Abstract

Mutagenicity and carcinogenicity are chronic effects of primary concern for human health. A unifying approach to their mechanistic understanding is the recognition that many chemicals provoke both effects by electrophilic attack to the biological macromolecules, as such or after metabolism (genotoxic carcinogenicity). QSARs of individual classes of genotoxic carcinogens have contributed to the elucidation of the chemical determinants of this activity. Little work has been done on the epigenetic carcinogens, acting through non-genotoxic, very specific mechanisms. However, the existing QSARs for individual chemical classes are too few to be of real usefulness in the screening of masses of candidate drugs. Models for predicting the carcinogenicity of "any type" of chemicals have been proposed: prospective prediction exercises pointed to the serious limitations of most of these approaches.
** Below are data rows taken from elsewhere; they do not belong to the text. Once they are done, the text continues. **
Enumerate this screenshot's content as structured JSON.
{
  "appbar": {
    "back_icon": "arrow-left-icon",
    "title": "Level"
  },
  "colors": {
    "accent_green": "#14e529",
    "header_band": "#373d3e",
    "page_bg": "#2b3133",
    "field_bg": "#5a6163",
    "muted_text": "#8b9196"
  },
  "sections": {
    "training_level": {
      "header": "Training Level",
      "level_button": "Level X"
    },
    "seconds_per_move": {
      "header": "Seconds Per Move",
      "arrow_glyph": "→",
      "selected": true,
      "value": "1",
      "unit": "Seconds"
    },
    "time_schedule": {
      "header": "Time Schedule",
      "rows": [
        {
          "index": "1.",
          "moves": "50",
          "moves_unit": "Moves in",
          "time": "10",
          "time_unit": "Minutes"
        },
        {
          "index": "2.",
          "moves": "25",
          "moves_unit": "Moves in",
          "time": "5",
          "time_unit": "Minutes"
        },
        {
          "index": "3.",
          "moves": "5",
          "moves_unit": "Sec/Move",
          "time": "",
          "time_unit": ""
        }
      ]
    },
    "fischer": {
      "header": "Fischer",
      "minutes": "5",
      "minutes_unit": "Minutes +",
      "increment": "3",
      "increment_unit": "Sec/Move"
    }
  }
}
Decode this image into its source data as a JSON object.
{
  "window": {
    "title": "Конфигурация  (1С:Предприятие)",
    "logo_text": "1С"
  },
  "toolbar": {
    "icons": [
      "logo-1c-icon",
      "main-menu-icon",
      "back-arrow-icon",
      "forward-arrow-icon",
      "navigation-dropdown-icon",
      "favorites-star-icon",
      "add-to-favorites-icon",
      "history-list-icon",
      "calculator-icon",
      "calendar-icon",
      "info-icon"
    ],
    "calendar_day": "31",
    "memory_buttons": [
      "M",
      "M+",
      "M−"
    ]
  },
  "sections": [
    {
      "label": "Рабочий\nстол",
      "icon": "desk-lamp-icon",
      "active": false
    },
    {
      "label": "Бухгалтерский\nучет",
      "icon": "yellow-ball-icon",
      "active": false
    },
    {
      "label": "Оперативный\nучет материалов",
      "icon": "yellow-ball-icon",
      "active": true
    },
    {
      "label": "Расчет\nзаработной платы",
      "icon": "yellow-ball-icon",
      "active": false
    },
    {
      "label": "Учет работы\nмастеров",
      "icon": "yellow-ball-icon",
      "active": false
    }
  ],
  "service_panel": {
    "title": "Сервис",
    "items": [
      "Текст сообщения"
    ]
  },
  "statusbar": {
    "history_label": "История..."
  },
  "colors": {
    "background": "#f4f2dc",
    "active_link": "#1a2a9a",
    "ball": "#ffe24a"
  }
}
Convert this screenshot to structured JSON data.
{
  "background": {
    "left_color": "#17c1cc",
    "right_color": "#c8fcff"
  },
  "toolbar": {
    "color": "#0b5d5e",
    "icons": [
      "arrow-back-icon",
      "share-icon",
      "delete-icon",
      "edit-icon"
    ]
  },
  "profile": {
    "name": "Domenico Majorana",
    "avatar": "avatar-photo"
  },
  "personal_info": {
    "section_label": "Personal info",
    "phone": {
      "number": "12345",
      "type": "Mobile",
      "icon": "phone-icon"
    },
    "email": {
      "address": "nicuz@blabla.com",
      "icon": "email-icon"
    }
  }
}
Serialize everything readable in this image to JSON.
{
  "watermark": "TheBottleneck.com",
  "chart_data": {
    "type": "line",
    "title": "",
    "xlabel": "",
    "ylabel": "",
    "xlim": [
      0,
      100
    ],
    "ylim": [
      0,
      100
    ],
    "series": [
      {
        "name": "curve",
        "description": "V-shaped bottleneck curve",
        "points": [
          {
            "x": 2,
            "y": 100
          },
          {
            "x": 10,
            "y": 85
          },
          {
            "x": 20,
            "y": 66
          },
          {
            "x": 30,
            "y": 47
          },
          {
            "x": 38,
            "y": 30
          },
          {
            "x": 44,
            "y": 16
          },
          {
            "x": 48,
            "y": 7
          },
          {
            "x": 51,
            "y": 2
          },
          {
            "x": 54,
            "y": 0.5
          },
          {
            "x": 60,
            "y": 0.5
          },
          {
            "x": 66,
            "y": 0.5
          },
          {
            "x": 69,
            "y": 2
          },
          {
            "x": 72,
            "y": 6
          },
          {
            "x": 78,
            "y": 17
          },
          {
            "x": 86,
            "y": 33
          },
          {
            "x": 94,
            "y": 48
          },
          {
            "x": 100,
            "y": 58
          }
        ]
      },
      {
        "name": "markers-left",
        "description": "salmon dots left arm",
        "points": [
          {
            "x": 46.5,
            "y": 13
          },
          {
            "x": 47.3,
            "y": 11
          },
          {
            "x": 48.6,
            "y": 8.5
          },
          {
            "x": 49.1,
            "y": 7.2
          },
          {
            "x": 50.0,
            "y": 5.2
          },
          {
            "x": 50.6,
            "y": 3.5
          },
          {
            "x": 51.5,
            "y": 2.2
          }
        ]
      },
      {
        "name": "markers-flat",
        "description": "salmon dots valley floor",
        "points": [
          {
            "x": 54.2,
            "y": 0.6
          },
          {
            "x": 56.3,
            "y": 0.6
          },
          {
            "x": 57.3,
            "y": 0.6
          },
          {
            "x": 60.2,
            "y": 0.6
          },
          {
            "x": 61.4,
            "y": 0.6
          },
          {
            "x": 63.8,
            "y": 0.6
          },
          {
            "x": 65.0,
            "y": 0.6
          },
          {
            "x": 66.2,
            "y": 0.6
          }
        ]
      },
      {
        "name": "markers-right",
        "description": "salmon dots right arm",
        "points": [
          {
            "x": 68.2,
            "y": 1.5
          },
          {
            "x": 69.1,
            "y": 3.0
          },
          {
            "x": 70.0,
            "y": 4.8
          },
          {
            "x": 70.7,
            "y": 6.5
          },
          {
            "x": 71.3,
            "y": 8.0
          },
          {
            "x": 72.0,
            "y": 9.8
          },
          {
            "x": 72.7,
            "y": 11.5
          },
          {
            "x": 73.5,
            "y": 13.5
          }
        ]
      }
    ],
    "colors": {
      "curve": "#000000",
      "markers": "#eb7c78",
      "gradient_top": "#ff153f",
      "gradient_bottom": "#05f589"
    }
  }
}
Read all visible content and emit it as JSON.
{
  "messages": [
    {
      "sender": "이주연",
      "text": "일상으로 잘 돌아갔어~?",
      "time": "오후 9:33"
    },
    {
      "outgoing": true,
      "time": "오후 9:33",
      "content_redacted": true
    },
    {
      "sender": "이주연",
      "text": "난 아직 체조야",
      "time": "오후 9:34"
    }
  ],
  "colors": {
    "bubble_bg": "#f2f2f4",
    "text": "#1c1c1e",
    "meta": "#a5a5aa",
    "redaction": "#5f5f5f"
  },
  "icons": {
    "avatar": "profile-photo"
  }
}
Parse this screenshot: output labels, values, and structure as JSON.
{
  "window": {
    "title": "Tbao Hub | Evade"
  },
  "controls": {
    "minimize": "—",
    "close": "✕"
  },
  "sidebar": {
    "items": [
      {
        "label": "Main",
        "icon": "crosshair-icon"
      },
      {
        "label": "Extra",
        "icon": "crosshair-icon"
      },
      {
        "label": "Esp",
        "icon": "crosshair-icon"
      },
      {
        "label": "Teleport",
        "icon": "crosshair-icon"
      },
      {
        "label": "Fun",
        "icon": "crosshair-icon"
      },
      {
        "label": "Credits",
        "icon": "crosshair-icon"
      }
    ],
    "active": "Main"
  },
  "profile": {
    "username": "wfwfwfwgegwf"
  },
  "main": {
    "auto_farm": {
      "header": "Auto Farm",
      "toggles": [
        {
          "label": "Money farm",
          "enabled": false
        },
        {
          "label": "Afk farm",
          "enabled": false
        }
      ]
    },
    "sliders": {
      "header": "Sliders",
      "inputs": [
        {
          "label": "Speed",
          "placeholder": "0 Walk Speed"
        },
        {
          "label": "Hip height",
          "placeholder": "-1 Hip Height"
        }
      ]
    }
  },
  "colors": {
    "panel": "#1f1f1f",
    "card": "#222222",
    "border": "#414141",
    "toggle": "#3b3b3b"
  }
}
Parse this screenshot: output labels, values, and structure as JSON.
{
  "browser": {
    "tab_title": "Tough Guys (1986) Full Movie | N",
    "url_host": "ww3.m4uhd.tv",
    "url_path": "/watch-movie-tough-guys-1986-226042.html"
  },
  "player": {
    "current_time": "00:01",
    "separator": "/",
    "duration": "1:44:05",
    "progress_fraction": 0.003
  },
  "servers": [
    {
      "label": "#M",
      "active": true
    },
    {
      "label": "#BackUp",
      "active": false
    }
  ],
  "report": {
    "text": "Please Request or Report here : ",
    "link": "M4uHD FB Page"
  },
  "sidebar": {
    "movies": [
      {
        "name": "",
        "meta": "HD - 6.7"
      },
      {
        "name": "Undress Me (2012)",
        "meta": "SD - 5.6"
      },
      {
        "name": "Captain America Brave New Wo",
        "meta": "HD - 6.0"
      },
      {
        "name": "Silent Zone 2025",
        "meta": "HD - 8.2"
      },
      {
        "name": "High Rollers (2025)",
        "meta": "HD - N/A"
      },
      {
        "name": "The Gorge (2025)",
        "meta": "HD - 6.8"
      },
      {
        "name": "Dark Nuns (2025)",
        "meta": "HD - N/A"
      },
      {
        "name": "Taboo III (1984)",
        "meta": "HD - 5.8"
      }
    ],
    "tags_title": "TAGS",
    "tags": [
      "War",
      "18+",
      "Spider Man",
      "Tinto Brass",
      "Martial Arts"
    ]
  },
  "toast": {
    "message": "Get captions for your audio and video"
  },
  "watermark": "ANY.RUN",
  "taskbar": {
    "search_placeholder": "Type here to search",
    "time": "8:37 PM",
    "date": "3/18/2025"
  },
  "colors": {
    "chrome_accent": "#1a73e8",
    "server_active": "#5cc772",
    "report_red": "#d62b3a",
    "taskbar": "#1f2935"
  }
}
The best alternative is provided by panels of human experts. The above prediction exercises considered samples of general chemicals, thus we specifically addressed in this paper the issue of pharmaceutical drugs. We applied our expert knowledge to a database of drugs whose carcinogenicity/noncarcinogenicity status was known. Whereas most of the noncarcinogens were correctly identified, our prediction of carcinogens was less successful than with the general chemicals. Several carcinogenic drugs did not show recognized structural alerts, and supposedly acted by epigenetic mechanisms. Whereas the contribution of human experts is highly valuable in this phase (e.g. priority setting), more work is necessary on: a) epigenetic carcinogens; b) efficient computerized models.